Momentum of an astronaut floating in space

[nathancurtis11]

Homework Statement

You have been hired to check the technical correctness of an
upcoming sci-fi thriller film. The movie takes place in the space
shuttle. In one scene, an astronaut's safety line is damaged
while she is on a space walk, so she is no longer connected to
the space shuttle. She checks and finds that her thruster pack
has also been damaged and no longer works.
She is 200 m from the shuttle and moving with it (i.e., she is not
moving with respect to the shuttle). She is drifting in space with
only 4 minutes of air remaining. To get back to the shuttle, she
decides to unstrap her 10-kg tool kit and throw it away with all
her strength, so that it has a speed of 8 m/s relative to her. In
the script, she survives, but is this correct? Her mass, including
her space suit, is 80 kg.

Homework Equations

m1 * Δv1 = m2 * Δv2 (I think (law of conservation of momentum?))
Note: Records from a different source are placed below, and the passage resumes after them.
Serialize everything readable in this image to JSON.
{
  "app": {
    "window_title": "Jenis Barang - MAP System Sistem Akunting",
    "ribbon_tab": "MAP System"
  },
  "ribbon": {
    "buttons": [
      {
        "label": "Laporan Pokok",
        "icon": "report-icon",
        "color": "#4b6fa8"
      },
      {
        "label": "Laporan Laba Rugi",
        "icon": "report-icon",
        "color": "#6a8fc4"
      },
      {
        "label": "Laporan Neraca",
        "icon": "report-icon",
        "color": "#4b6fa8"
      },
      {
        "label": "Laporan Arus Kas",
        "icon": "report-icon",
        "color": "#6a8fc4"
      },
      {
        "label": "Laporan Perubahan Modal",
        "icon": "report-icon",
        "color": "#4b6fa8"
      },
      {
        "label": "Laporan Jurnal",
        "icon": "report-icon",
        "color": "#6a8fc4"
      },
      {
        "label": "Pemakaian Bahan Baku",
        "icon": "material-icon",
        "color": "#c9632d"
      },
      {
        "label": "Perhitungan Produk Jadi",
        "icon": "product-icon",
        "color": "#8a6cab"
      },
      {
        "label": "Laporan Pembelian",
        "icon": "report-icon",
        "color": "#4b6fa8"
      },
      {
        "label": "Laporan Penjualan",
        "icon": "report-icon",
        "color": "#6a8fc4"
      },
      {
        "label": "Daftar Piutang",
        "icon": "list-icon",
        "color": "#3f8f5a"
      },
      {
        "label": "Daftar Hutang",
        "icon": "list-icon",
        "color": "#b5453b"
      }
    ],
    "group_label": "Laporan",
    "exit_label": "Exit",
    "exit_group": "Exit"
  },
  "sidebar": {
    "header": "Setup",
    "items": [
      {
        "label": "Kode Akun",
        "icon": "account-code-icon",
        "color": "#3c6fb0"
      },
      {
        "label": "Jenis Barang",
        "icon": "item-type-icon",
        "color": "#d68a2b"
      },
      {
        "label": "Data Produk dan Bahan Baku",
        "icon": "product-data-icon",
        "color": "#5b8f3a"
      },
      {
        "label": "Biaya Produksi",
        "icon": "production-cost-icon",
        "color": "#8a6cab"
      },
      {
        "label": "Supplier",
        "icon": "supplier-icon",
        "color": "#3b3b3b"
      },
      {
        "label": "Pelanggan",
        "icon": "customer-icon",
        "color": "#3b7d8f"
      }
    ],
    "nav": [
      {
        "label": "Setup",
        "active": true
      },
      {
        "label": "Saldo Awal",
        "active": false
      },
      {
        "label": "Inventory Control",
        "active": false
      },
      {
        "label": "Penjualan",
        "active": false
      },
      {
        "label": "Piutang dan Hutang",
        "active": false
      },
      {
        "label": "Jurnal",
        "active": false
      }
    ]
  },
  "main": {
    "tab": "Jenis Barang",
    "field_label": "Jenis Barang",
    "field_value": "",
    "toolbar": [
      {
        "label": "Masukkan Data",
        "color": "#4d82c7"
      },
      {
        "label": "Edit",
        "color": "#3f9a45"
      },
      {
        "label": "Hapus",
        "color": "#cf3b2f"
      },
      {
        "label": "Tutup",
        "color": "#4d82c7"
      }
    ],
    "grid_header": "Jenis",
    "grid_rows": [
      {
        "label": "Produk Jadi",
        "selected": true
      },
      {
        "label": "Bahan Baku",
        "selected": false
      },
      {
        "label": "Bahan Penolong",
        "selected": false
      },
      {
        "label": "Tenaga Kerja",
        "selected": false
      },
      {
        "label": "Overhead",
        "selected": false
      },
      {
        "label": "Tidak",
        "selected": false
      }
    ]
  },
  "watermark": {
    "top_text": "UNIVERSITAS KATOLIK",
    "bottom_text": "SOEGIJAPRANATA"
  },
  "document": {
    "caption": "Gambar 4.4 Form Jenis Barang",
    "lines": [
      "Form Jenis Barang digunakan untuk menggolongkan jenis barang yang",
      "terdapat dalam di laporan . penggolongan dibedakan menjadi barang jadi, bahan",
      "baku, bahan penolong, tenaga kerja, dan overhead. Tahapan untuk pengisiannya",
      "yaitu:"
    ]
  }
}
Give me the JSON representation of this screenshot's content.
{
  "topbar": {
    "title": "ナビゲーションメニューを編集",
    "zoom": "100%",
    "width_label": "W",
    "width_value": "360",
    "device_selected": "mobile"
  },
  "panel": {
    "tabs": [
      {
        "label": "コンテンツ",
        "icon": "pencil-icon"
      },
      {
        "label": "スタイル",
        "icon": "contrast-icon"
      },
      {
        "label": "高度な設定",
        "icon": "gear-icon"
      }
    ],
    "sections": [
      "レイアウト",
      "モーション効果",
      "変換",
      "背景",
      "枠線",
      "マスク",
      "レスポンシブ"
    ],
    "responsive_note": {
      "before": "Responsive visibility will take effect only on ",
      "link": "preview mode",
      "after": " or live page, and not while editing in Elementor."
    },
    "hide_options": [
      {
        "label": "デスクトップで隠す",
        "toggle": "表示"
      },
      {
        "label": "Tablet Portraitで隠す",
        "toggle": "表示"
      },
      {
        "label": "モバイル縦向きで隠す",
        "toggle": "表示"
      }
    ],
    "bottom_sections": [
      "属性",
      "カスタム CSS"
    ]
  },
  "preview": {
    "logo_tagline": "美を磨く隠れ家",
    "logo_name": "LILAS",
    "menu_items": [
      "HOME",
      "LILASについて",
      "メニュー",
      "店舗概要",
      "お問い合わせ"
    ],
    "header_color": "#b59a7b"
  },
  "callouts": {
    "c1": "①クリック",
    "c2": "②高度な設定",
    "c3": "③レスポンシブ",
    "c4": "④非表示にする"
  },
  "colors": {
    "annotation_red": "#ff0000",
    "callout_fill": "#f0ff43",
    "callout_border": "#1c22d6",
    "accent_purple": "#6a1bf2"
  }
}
Time = Distance / Velocity

The Attempt at a Solution

So I did:
80 * x = 10 * 8 (Law of conservation of momentum?)
x= 1 m/s

Time = 200 / 1 = 200 seconds

So she would make it with 40 seconds remaining in air, but this seems way to easy and very very wrong.

 

[Doc Al]

I'd say you got it just right. Glad you thought it was easy!

Edit: I misread the problem. See gneill's comments.

 

[gneill]

Hmm. The given speed is the separation speed between her and the tool kit, not the speed of the tool kit in the center of mass ("stationary") frame of reference.

If she's moving towards the shuttle at speed v1, and the tool kit is moving away at speed v2, then v1 + v2 = 8 m/s.

I think her margin of safety is going to be somewhat smaller than 40 seconds.

 

[Doc Al]

Hmm. The given speed is the separation speed between her and the tool kit, not the speed of the tool kit in the center of mass ("stationary") frame of reference.

Oops! You're right. I misread the problem.

 

[nathancurtis11]

Hmm. The given speed is the separation speed between her and the tool kit, not the speed of the tool kit in the center of mass ("stationary") frame of reference.

If she's moving towards the shuttle at speed v1, and the tool kit is moving away at speed v2, then v1 + v2 = 8 m/s.

I think her margin of safety is going to be somewhat smaller than 40 seconds.

So given this information how do I go about finding v1 and v2? I know that now 80*v1 = 10*v2 given the law of conservation of motion correct? Do I need to find a v1 and a v2 that will satisfy both the v1+v2 = 8 m/s and the 80*v1 = 10 * v2 ??

 

[gneill]

So given this information how do I go about finding v1 and v2? I know that now 80*v1 = 10*v2 given the law of conservation of motion correct?

Correct.

Do I need to find a v1 and a v2 that will satisfy both the v1+v2 = 8 m/s and the 80*v1 = 10 * v2 ??

Yes, two equations in two unknowns. And you only need one of them

 

[nathancurtis11]

I did this is this right? ;

80v1 - 10v2 = 0 (multiply both by .1)

8v1 - v2 = 0
v1 + v2 = 8

-7v1 = -8

v1 = 7/8 m/s

Time = 200 / (7/8) ≈ 228.57 seconds

240 - 228.57 ≈ 11.43 seconds

So she will make it with 11.43 seconds of air left, is that better?

 

[gneill]

I did this is this right? ;

80v1 - 10v2 = 0 (multiply both by .1)

8v1 - v2 = 0
v1 + v2 = 8

-7v1 = -8

How does that follow? Why not just add the two equation to eliminate v2?

 

[nathancurtis11]

Yeah I noticed a stupid algebra error there -_- .

I multiplied the .1 to make it so the v2 's would cancel when adding them together

so;

8v1 - v2 = 0 (this step is okay right?)
v1 + v2 = 8

9v1 = 8

v1 = 8/9

Time = 200 / (8/9) = 225 seconds

240 - 225 = 15

So she gets there with 15 seconds to spare. I think that's better hopefully!

 

[gneill]

Yeah I noticed a stupid algebra error there -_- .

I multiplied the .1 to make it so the v2 's would cancel when adding them together

so;

8v1 - v2 = 0 (this step is okay right?)
v1 + v2 = 8

9v1 = 8

v1 = 8/9

Time = 200 / (8/9) = 225 seconds

240 - 225 = 15

So she gets there with 15 seconds to spare. I think that's better hopefully!

It's certainly better mathematically, if not cinematographically!